Well, we had our first real snowfall here in the Twin Cities today, so I figured what better time to say a few things about ice. I have written before about the importance of using proper ice in cocktails. Whether you are making a recipe that calls for crushed ice or one that requires solid cubes for shaking, using the right ice for the job is more important than most people realize. You can read all about that here, so let's move on and explore the idea of the ice shard.

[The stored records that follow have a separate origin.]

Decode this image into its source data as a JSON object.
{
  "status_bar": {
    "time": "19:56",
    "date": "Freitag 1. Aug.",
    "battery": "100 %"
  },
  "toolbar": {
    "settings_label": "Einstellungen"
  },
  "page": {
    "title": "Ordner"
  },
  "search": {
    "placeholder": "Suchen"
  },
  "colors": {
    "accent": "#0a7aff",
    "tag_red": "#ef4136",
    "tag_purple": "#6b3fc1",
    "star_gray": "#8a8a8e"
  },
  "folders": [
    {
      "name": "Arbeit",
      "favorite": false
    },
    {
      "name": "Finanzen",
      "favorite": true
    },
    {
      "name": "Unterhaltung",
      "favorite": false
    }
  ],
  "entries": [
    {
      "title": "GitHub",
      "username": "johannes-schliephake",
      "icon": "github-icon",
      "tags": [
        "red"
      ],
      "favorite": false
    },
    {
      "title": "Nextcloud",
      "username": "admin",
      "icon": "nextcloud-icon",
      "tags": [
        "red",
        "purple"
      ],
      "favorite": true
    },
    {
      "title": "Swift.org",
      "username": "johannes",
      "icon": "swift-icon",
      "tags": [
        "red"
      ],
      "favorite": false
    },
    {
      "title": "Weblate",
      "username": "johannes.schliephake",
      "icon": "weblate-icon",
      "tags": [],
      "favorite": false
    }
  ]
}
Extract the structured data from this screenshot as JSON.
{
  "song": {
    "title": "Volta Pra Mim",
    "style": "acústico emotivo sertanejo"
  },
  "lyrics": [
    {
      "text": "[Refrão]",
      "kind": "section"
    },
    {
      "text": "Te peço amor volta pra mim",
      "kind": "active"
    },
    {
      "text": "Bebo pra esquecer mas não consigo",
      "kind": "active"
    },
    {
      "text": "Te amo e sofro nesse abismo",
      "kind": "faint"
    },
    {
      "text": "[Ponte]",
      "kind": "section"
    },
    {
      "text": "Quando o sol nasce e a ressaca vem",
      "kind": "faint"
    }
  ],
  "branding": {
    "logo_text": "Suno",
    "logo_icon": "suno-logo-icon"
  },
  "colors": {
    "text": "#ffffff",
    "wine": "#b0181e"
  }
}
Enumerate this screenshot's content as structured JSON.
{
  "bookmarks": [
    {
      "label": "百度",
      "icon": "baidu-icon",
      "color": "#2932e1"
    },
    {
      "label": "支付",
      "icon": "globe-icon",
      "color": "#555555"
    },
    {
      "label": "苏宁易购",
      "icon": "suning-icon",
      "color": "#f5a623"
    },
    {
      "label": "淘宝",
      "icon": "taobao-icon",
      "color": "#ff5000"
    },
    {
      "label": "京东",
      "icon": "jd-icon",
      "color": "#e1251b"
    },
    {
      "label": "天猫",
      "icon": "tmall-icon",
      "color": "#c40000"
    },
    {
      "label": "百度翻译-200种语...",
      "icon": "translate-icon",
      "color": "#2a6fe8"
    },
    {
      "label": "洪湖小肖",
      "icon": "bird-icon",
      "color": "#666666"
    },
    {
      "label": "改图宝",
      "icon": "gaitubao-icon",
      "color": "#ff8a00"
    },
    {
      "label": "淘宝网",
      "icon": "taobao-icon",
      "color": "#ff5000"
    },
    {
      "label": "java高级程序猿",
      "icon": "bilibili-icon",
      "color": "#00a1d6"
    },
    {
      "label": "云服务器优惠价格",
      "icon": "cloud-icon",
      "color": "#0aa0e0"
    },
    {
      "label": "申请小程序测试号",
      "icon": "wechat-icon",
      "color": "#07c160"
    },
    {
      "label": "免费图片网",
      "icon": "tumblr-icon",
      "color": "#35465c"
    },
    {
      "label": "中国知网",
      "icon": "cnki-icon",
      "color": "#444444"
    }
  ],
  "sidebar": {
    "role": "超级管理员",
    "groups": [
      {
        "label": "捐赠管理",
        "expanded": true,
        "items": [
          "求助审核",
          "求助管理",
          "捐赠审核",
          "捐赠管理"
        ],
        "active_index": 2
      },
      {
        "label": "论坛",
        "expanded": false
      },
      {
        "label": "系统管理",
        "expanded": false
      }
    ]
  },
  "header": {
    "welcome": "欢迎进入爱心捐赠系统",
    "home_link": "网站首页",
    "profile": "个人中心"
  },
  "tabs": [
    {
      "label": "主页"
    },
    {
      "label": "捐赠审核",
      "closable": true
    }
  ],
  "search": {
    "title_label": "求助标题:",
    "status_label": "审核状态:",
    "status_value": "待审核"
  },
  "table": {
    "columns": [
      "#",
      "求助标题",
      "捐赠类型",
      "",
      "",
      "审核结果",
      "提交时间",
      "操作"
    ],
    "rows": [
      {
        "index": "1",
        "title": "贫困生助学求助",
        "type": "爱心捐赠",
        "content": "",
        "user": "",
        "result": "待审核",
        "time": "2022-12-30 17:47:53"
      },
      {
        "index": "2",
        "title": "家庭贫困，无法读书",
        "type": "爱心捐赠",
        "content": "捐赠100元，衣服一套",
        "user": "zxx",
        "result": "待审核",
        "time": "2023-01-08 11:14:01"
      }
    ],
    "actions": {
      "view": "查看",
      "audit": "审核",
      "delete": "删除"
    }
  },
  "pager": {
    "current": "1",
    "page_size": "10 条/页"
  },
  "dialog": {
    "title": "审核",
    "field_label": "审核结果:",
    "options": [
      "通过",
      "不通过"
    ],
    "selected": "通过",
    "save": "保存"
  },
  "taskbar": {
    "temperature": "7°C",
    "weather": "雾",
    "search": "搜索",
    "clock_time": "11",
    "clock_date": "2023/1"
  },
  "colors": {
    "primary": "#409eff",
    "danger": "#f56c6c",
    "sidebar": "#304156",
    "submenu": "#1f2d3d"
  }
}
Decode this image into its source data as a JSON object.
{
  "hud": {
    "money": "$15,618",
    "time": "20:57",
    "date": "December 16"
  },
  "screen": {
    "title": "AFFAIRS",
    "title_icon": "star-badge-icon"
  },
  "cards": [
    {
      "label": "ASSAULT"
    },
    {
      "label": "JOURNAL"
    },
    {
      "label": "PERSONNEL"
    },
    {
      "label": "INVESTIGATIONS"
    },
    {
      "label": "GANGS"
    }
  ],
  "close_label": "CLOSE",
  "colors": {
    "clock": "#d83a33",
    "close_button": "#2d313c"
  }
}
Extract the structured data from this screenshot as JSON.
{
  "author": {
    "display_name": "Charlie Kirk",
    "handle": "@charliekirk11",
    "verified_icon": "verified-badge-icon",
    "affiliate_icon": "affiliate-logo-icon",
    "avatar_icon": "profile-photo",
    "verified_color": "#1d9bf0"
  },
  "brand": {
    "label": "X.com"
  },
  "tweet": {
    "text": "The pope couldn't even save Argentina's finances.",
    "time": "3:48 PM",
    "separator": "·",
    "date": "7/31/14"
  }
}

In addition to just serving drinks on the rocks, sometimes a recipe works nicely with a huge chunk that almost fills the glass. Ice spheres are great for this. Their large mass keeps everything cold, and the low surface area keeps the ice from melting. But what about tall and skinny Collins style drinks? You can't exactly fit a sphere into a narrow glass, so the typical solution is to stack four or five cubes. That works fine, but eventually, they start to melt, and as they do, they shed water into the drink.

In days gone by, ice came in huge slabs and everything was hand chipped. Back then, you would score a narrow chunk and crack it off the slab so it fits nicely in your taller glassware. Better bars still do it the same way, but recently, I read about a simple technique you can use to make the shards as easily as any other ice cubes.

Modified Tovolo Tray

It's no secret that the mixology community loves Tovolo ice cube trays. The silicone molds make perfectly-sized cubes for shaking and rocks drinks, and until now, they were the same cubes I used in tall glasses. The trick to getting perfect shards is to modify one of your Tovolo trays.

The proper length for my Collins glasses is about 4 cubes. Take a sharp razor blade or X-acto knife and carefully cut the silicone dividing walls of your tray to join four cube compartments into a single rectangle. This can be tricky, so take your time. The corners are the hard part, but you can bend the rest of the tray around so you can get in there nicely and trim the walls down flat. It doesn't have to be perfect.

Using a four-cube layout, you can get three shards out of one tray. I chose to keep opposing single cubes intact in a staggered pattern for stability. Once you have your tray ready, you can make ice, but the first couple of shards that you make will probably have tiny bits of silicone in them from your cutting. Just discard these shards and try again.

I like to store my shards in plastic wrap until needed to keep them from taking on any smells in the freezer. When you use them, slip them into your glass carefully (they are big) and watch your guests gasp in amazement at your mastery of frozen water!